Обмундирование, выданное перед началом кампании, давно пришло в негодность; и нижние чины, и младшие офицеры превращались в босяков. Про баню только вспоминали со вздохом, вымытое на привале белье сушили в походе. На исходе августа небритые, оборванные, грязные воины Каменского заняли с боем Илистаро, куда подошел со своими шестью батальонами Ушаков из Каухайоки. Один батальон Могилевского полка состоял из бывших во Франции русских пленных, которых Наполеон любезно вернул на родину, вооружив и обмундировав; во всём корпусе лишь у них были новые мундиры и шинели тонкого сукна, но и ворчали они больше прочих, когда приходилось укладываться спать на мокрую траву, не похлебав горячего. Старые служивые неодобрительно качали головами и называли их "мусье" — ишь ты, развольничались в чужих-то краях, совсем службу забыли.

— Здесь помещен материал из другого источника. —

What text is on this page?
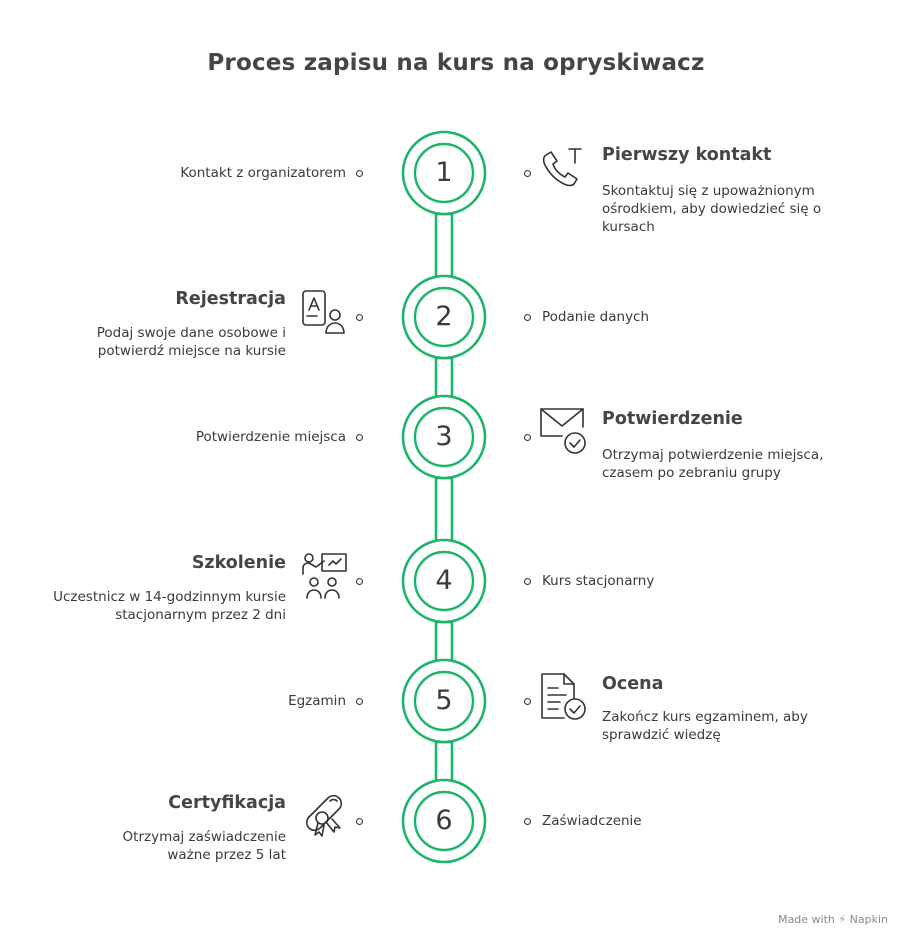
Proces zapisu na kurs na opryskiwacz
1
2
3
4
5
6
Kontakt z organizatorem
Pierwszy kontakt
Skontaktuj się z upoważnionym ośrodkiem, aby dowiedzieć się o kursach
Rejestracja
Podaj swoje dane osobowe i potwierdź miejsce na kursie
Podanie danych
Potwierdzenie miejsca
Potwierdzenie
Otrzymaj potwierdzenie miejsca, czasem po zebraniu grupy
Szkolenie
Uczestnicz w 14-godzinnym kursie stacjonarnym przez 2 dni
Kurs stacjonarny
Egzamin
Ocena
Zakończ kurs egzaminem, aby sprawdzić wiedzę
Certyfikacja
Otrzymaj zaświadczenie ważne przez 5 lat
Zaświadczenie
Made with ⚡ Napkin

Денис Давыдов оставался при полковнике Кульневе, хотя и знал, что князь Багратион снова в Або и, судя по всему, недолго будет сидеть там без дела. Не только обаяние чудаковатого храбреца было тому причиной: приезд графа Каменского произвел в умах настоящий переворот, оживив воспоминания старых суворовских солдат и возбудив надежды. И Кульнев, и Каменский прошли суворовскую школу, обоих любили и боялись, оба могли сделать службу приятной и мучительной, неустанно заботясь о солдате, но и требуя с него невозможного, оба не расставались с нагайкой и не дорожили собственной жизнью, но только Кульневу было сорок пять, а Каменскому — чуть за тридцать, и он уже генерал! Когда он скакал мимо — серьезный, сухопарый, черноволосый, в неизменной фуражке с бирюзовым околышем и в сюртуке Архангелогородского полка, который он предпочитал генеральскому мундиру, — Давыдов всегда провожал его взглядом.

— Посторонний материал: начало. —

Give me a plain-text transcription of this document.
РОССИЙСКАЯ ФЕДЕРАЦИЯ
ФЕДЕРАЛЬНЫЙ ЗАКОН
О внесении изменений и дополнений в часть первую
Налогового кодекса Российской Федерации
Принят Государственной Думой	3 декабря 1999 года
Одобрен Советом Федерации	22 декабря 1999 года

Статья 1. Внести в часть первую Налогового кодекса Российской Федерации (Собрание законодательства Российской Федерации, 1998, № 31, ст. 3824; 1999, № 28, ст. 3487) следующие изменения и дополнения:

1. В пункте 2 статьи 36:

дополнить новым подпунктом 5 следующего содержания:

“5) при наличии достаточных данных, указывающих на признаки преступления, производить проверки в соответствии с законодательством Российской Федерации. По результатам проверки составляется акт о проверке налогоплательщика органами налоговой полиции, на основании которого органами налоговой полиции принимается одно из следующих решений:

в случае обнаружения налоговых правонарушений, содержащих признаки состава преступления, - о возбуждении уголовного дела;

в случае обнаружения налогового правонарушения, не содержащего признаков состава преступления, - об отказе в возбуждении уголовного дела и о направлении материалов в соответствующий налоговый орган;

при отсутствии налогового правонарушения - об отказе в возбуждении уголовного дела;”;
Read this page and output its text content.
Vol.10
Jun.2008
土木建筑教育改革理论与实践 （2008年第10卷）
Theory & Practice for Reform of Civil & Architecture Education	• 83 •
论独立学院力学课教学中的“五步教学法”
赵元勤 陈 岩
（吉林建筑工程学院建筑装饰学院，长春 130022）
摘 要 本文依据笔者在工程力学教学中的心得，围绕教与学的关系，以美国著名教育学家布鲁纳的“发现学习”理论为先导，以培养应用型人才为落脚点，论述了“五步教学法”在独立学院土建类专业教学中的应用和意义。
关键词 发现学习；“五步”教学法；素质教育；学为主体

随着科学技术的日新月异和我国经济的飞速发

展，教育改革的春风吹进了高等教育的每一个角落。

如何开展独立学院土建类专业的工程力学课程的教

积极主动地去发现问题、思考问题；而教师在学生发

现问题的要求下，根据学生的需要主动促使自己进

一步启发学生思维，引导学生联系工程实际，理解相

В Лилькиро Клингспора застигнуть не удалось: соединившись с отрядами Дёбельна и Фегезака, фельдмаршал отступил к Оравайсу. Каменский послал Раевского занять Вазу, а Кульнева с авангардом — в погоню за Клингспором, двигаясь следом с основными силами.
Дорога из Вазы на Нюкарлебю шла вдоль губы Ботнического залива, в которую впадала речушка с болотистыми берегами; за этой речкой и укрепились шведы. В заливе, против утесов, качались на волнах несколько канонерских лодок, пришедших из Улеаборга; на плоском холме, пересеченном дорогой, стояли батареи, а от них через поля и луга тянулись шанцы вплоть до нагромождений валунов и дремучего леса с засеками, где притаились стрелки. Русский авангард встал лагерем в версте от шведской позиции; солдатам зачитали приказ Кульнева, составленный в обычной его манере: "Разные пустые бабьи слухи отражать духом твердости. Мы присланы сюда не для пашни. У государя есть крестьяне на это. Честь и слава — наша жатва; чем больше неприятеля, тем славнее. Иметь всегда на памяти неоднократно уже повторяемые мною слова: честная смерть лучше бесчестной жизни".
Белый туман разлегся над кустами под розовым закатным небом с серыми лоскутами облаков. Проверив караулы, Давыдов вернулся к балагану, который делил с Кульневым, и получил свою порцию ужина, состряпанного самим Яковом Петровичем, — кусок жареной форели с маринованными грибами и стакан чаю с ромом. У балагана сидели на чурбаках молодые офицеры, Кульнев рассказывал им о Нумидийской войне. Давыдова всегда поражали его познания в военной истории и то, как точно и к месту он вспоминал тот или иной эпизод. Денис встал рядом со стаканом в руке и тоже стал слушать густой бас полковника, увлеченно говорившего об одном из своих кумиров — Гае Марии.